I was 24, and after two years in the JVC, I had begun work at the Holy Ghost Community Center, providing direct assistance to persons in an uptown New Orleans community near the Magnolia Housing Projects. And I was restless to do more to promote justice.

The late George Lundy got me involved in the Ernest Knighton case that fall. He faced imminent execution, and George and others were trying to gain clemency for him from Louisiana’s Pardon Board. High on drugs, Knighton shot a convenience store clerk during a botched robbery in Bossier City. The bullet ricocheted off the clerk’s shoulder before traveling to his heart killing him.

Knighton’s impulsiveness argued for clemency. Circumstances in another contemporaneous Bossier City murder also demonstrated how racist and arbitrary Knighton’s sentence had been. In that case, three white men raped and murdered a young African American woman. They slit her throat, and let out a rebel yell of triumph. Yet, a jury spared these men’s lives.

The Knighton case was the march’s catalyst, and when I received the invitation to join it, I was ready to move. Catholic social justice types, civil rights leaders and civil libertarians formed our ranks. “A rag tag band of protestors,” was how one journalist described us.

We certainly weren’t properly prepared for that kind of march. It was in the 80’s that weekend, but we didn’t apply enough sunscreen and discovered moleskin’s virtues to protect blisters belatedly. As a result, we walked a marathon three consecutive days, sweaty and sunburned, with blisters and sore legs.

Misery engendered solidarity, which our mutual convictions about capital punishment strengthened. We slept on gym floors, and showered in strangers’ homes. We ran through BENGAY tubes, and cracked numerous jokes about our quarters smelling like old folks’ homes. Yet, generous volunteers fed us well, and the camaraderie we experienced as we got to know our new friends, over a few beers, nourished our souls and lifted our spirits and prepared us for the journey ahead. By the time we arrived at the capitol at dusk Sunday evening, our legs burning with lactic acid build up, I was a confirmed abolitionist.

As I committed to do more to end Louisiana’s death penalty, I soon discovered however how difficult and long the road to abolition would be. We were trying to change a law that the overwhelmingly majority strongly supported. We didn’t know how to address victims’ families’ members understandable anger or counter the perception we were bleeding hearts more concerned with murderers than crime. We were also largely a movement of white justice types that had to confront our own racism if we hoped to sustain our movement. Plus, we faced the typical internal personal and philosophical differences.

Until I left New Orleans in 1987, I worked alongside Helen Prejean to organize more actions against the death penalty, working imperfectly, messily, painfully, all too humanly through the above issues. I encountered similar issues when I worked with my good friend Rick Halperin and others to organize the statewide Texans Against State Killing march in 1991.

In 1993, I participated in the first Journey of Hope in Indiana. Persons who had lost a family member to murder but opposed capital punishment led this two-week educational tour, which represented a sea change in advocacy against the death penalty.
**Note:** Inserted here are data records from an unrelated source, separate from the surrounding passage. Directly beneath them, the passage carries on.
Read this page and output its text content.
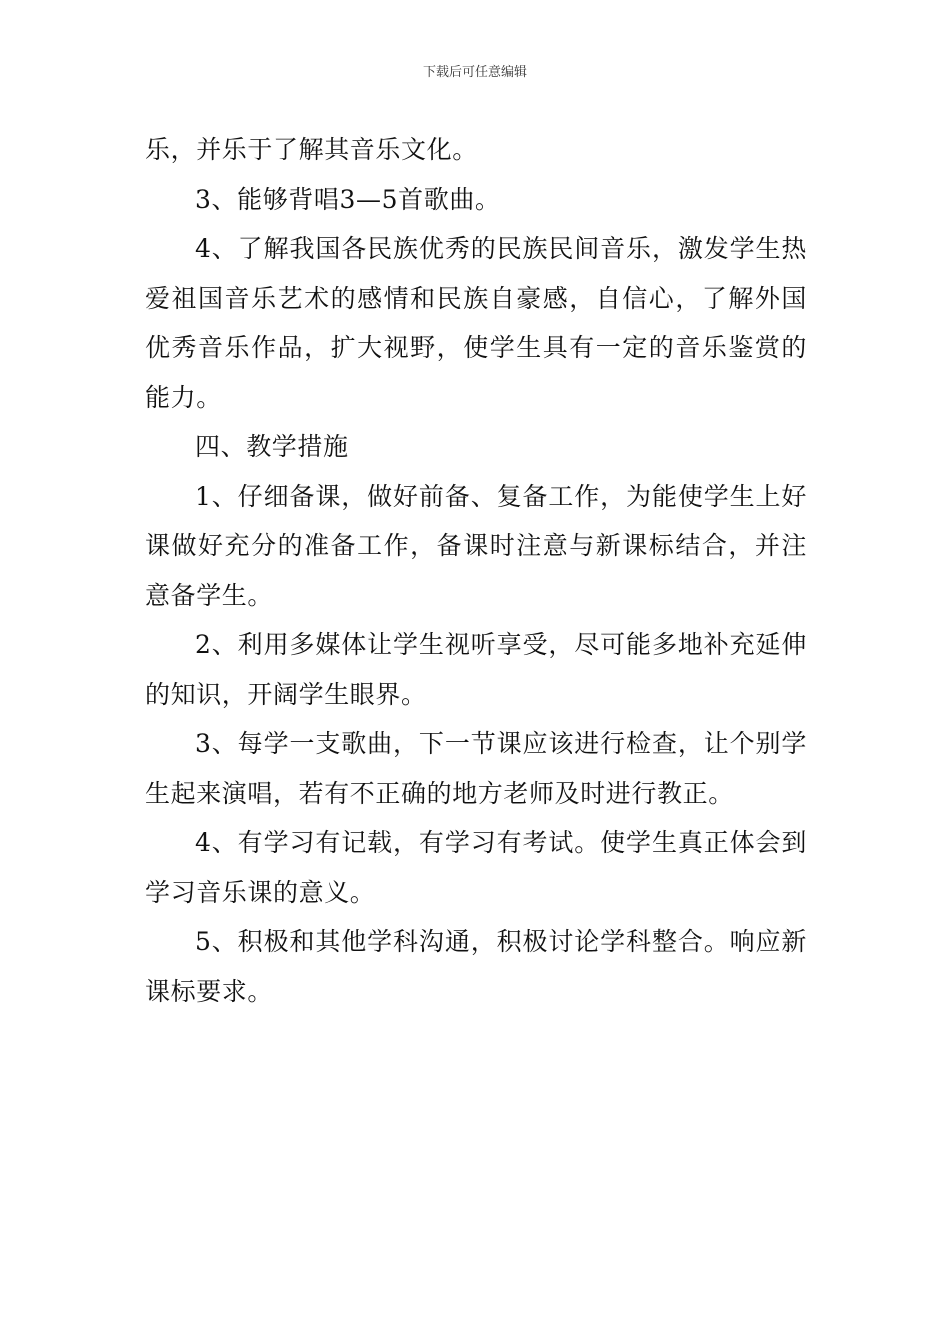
下载后可任意编辑

乐，并乐于了解其音乐文化。

3、能够背唱3—5首歌曲。

4、了解我国各民族优秀的民族民间音乐，激发学生热爱祖国音乐艺术的感情和民族自豪感，自信心，了解外国优秀音乐作品，扩大视野，使学生具有一定的音乐鉴赏的能力。

四、教学措施

1、仔细备课，做好前备、复备工作，为能使学生上好课做好充分的准备工作，备课时注意与新课标结合，并注意备学生。

2、利用多媒体让学生视听享受，尽可能多地补充延伸的知识，开阔学生眼界。

3、每学一支歌曲，下一节课应该进行检查，让个别学生起来演唱，若有不正确的地方老师及时进行教正。

4、有学习有记载，有学习有考试。使学生真正体会到学习音乐课的意义。

5、积极和其他学科沟通，积极讨论学科整合。响应新课标要求。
Family members’ powerful eloquent testimony exposed the myth all victims’ family members wanted vengeance. Journey members also exposed the lie the death penalty brings closure to them, when nothing can bring back their loved ones; executions merely compound their suffering. Compassion, forgiveness and reconciliation will heal victims, rehabilitate offenders, and turn our society away from vengeance, violence and death toward mercy, peace and life.
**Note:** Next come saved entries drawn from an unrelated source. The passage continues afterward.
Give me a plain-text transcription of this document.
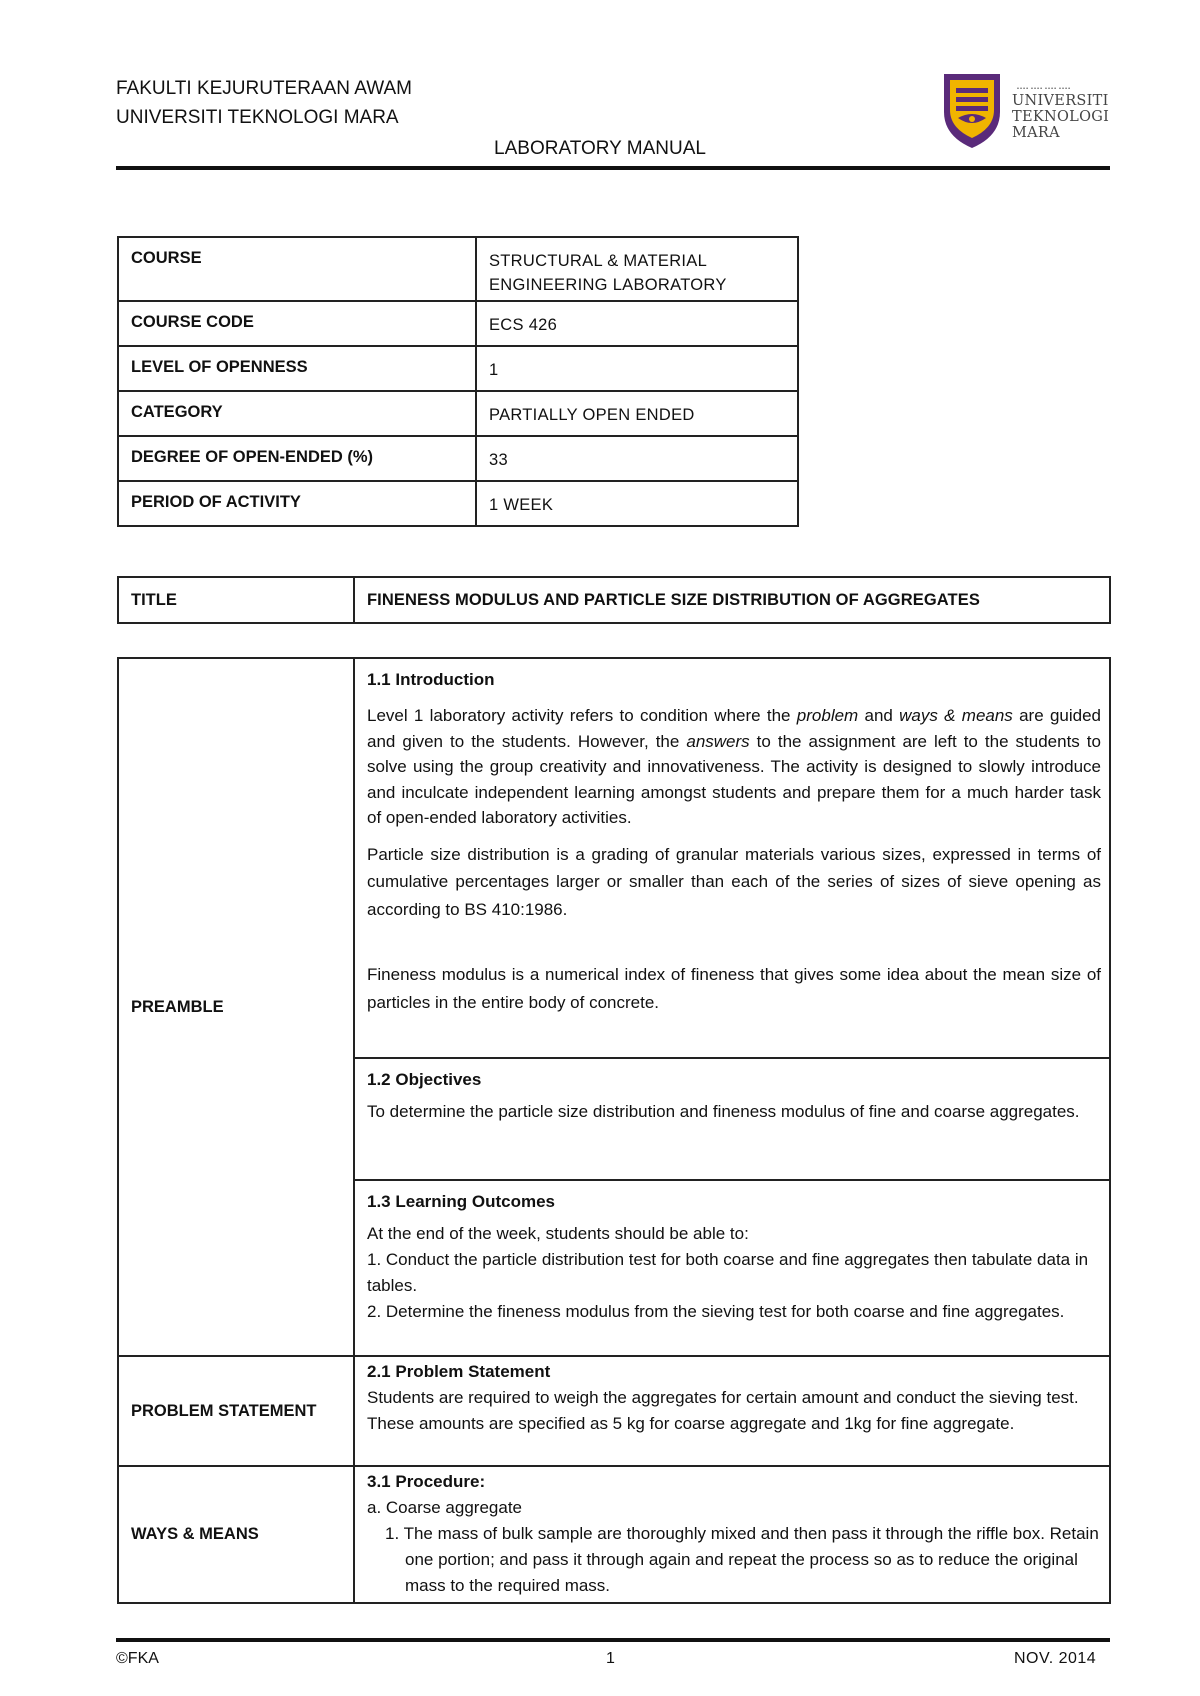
FAKULTI KEJURUTERAAN AWAM
UNIVERSITI TEKNOLOGI MARA
LABORATORY MANUAL
᠁᠁᠁᠁
UNIVERSITI
TEKNOLOGI
MARA
COURSE	STRUCTURAL & MATERIAL ENGINEERING LABORATORY
COURSE CODE	ECS 426
LEVEL OF OPENNESS	1
CATEGORY	PARTIALLY OPEN ENDED
DEGREE OF OPEN-ENDED (%)	33
PERIOD OF ACTIVITY	1 WEEK
TITLE	FINENESS MODULUS AND PARTICLE SIZE DISTRIBUTION OF AGGREGATES
PREAMBLE	1.1 Introduction

Level 1 laboratory activity refers to condition where the problem and ways & means are guided and given to the students. However, the answers to the assignment are left to the students to solve using the group creativity and innovativeness. The activity is designed to slowly introduce and inculcate independent learning amongst students and prepare them for a much harder task of open-ended laboratory activities.

Particle size distribution is a grading of granular materials various sizes, expressed in terms of cumulative percentages larger or smaller than each of the series of sizes of sieve opening as according to BS 410:1986.

Fineness modulus is a numerical index of fineness that gives some idea about the mean size of particles in the entire body of concrete.

	1.2 Objectives

To determine the particle size distribution and fineness modulus of fine and coarse aggregates.

	1.3 Learning Outcomes

At the end of the week, students should be able to:

1. Conduct the particle distribution test for both coarse and fine aggregates then tabulate data in tables.

2. Determine the fineness modulus from the sieving test for both coarse and fine aggregates.

PROBLEM STATEMENT	2.1 Problem Statement

Students are required to weigh the aggregates for certain amount and conduct the sieving test. These amounts are specified as 5 kg for coarse aggregate and 1kg for fine aggregate.

WAYS & MEANS	3.1 Procedure:

a. Coarse aggregate

1. The mass of bulk sample are thoroughly mixed and then pass it through the riffle box. Retain one portion; and pass it through again and repeat the process so as to reduce the original mass to the required mass.

©FKA	1	NOV. 2014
That message has gradually taken hold nationally. 18 states have abolished the death penalty and others such as New Hampshire and Delaware appear close to abolition. These realities, which seemed far-fetched 30 years give me great hope abolition will become universal in the United States.

The understandable anxiety persons experience in the age of Terrorism presents new challenges to death penalty opponents. However, I’m confident the tide has turned, and I will continue to write and speak about abolition. And one October 24 I hope I won’t commemorate another anniversary as an abolitionist.